A Khmer Rouge-style purge of centuries-old communities has been taking place at the hands of fanatical jihadists in Syria and Iraq. UNESCO Director-General Irina Bokova denounced “cultural cleansing” after ISIS destroyed Mosul’s 1,400-year-old Monastery of St Elijah.

Christian communities — Arabic-speaking and with roots going back to the dawn of the religion — have shrunk alarmingly since the cata­clysm that engulfed first Iraq then Syria.

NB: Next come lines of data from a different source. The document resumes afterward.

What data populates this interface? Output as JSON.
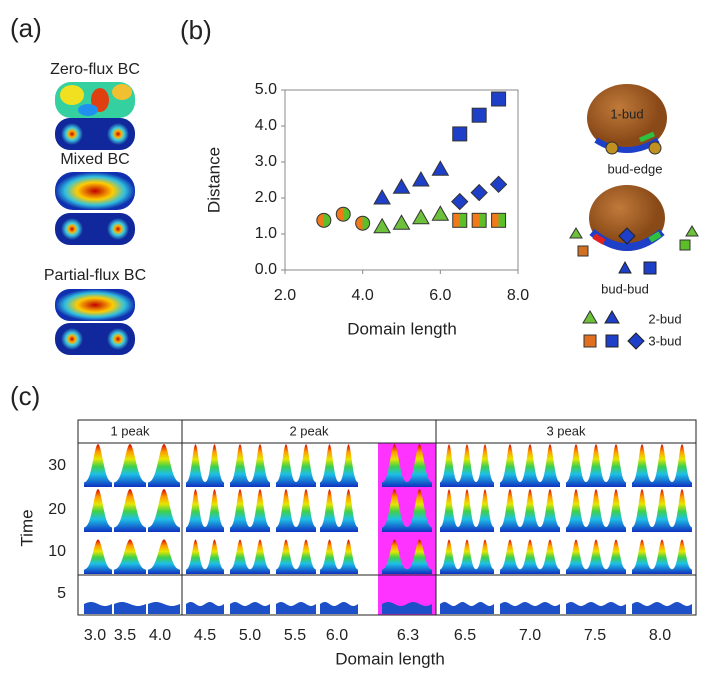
{
  "panel_a": {
    "label": "(a)",
    "conditions": [
      "Zero-flux BC",
      "Mixed BC",
      "Partial-flux BC"
    ]
  },
  "chart_data": {
    "type": "scatter",
    "label": "(b)",
    "x_label": "Domain length",
    "y_label": "Distance",
    "xlim": [
      2,
      8
    ],
    "ylim": [
      0,
      5
    ],
    "xticks": [
      {
        "value": 2,
        "label": "2.0"
      },
      {
        "value": 4,
        "label": "4.0"
      },
      {
        "value": 6,
        "label": "6.0"
      },
      {
        "value": 8,
        "label": "8.0"
      }
    ],
    "yticks": [
      {
        "value": 0,
        "label": "0.0"
      },
      {
        "value": 1,
        "label": "1.0"
      },
      {
        "value": 2,
        "label": "2.0"
      },
      {
        "value": 3,
        "label": "3.0"
      },
      {
        "value": 4,
        "label": "4.0"
      },
      {
        "value": 5,
        "label": "5.0"
      }
    ],
    "series": [
      {
        "marker": "circle",
        "colors": [
          "#f07a1a",
          "#5cbf2a"
        ],
        "x": [
          3.0,
          3.5,
          4.0
        ],
        "values": [
          1.38,
          1.55,
          1.3
        ]
      },
      {
        "marker": "triangle",
        "colors": [
          "#6cc03a",
          "#6cc03a"
        ],
        "x": [
          4.5,
          5.0,
          5.5,
          6.0
        ],
        "values": [
          1.2,
          1.3,
          1.45,
          1.55
        ]
      },
      {
        "marker": "triangle",
        "colors": [
          "#1e3fc8",
          "#1e3fc8"
        ],
        "x": [
          4.5,
          5.0,
          5.5,
          6.0
        ],
        "values": [
          2.0,
          2.3,
          2.5,
          2.8
        ]
      },
      {
        "marker": "square",
        "colors": [
          "#f07a1a",
          "#5cbf2a"
        ],
        "x": [
          6.5,
          7.0,
          7.5
        ],
        "values": [
          1.38,
          1.38,
          1.38
        ]
      },
      {
        "marker": "square",
        "colors": [
          "#1e3fc8",
          "#1e3fc8"
        ],
        "x": [
          6.5,
          7.0,
          7.5
        ],
        "values": [
          3.78,
          4.3,
          4.75
        ]
      },
      {
        "marker": "diamond",
        "colors": [
          "#1e3fc8",
          "#1e3fc8"
        ],
        "x": [
          6.5,
          7.0,
          7.5
        ],
        "values": [
          1.9,
          2.15,
          2.38
        ]
      }
    ]
  },
  "diagram": {
    "one_bud": "1-bud",
    "bud_edge": "bud-edge",
    "bud_bud": "bud-bud",
    "legend": [
      "2-bud",
      "3-bud"
    ]
  },
  "panel_c": {
    "label": "(c)",
    "sections": [
      "1 peak",
      "2 peak",
      "3 peak"
    ],
    "y_label": "Time",
    "times": [
      "30",
      "20",
      "10",
      "5"
    ],
    "x_labels": [
      "3.0",
      "3.5",
      "4.0",
      "4.5",
      "5.0",
      "5.5",
      "6.0",
      "6.3",
      "6.5",
      "7.0",
      "7.5",
      "8.0"
    ],
    "x_title": "Domain length"
  }
}
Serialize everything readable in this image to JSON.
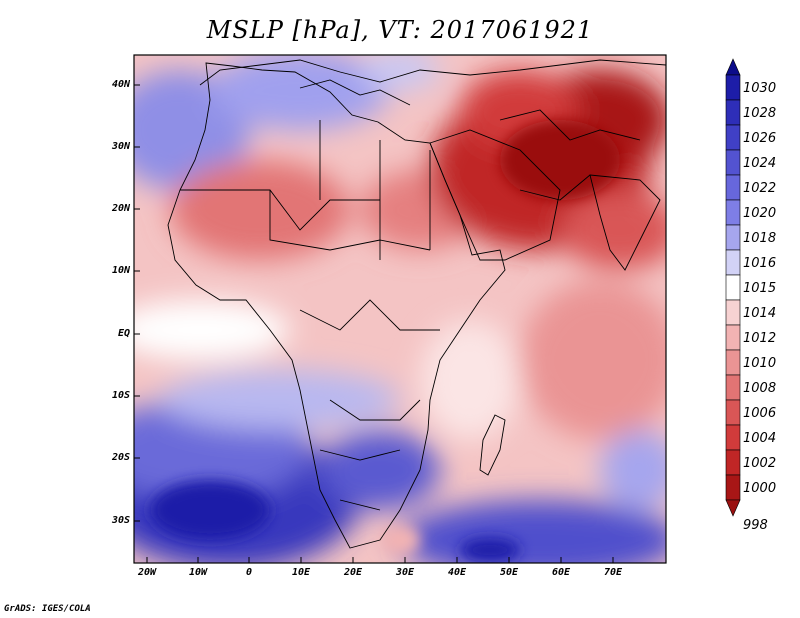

A report from three Christian charities and a London university said that in Iraq, the pre-2003 Christian population had fallen from 1.5 million to 200,000-500,000. In Syria, pre-“Arab spring” Christians made up 8-10% of the population of 22 million but this has fallen by almost half.

Behind the stark numbers is a story of wilful and murderous igno­rance from extremists for whom difference is a threat.

The “Crusader” narrative, in which Arab Christians are a sort of colonial Trojan horse in the Middle East, ignores centuries of inter­twined lives, history and culture.

To indulge the fantasy that Arab Christians are some kind of “other” is to be blind to historical reality. Arab Christian figures have played a fundamental role in shaping Arab culture and contemporary society.

But time may be running out. Research from a UK-based Catholic charity has bluntly suggested that “fear of genocide” could spell the end of Iraq’s Christian minority within five years.

Christians — and other minorities, such as Yazidis and Druze — are part of the Arab world. The final end of Yemen’s tiny indigenous Jewish population is another unravelling of the tapestry of the Arab experience.

Regional powers that are tempted to play religious or ethnic minori­ties for their political or imperial advantage are only making the situation worse.

The OIC and Arab League must move beyond resolutions — however welcome — to concrete action.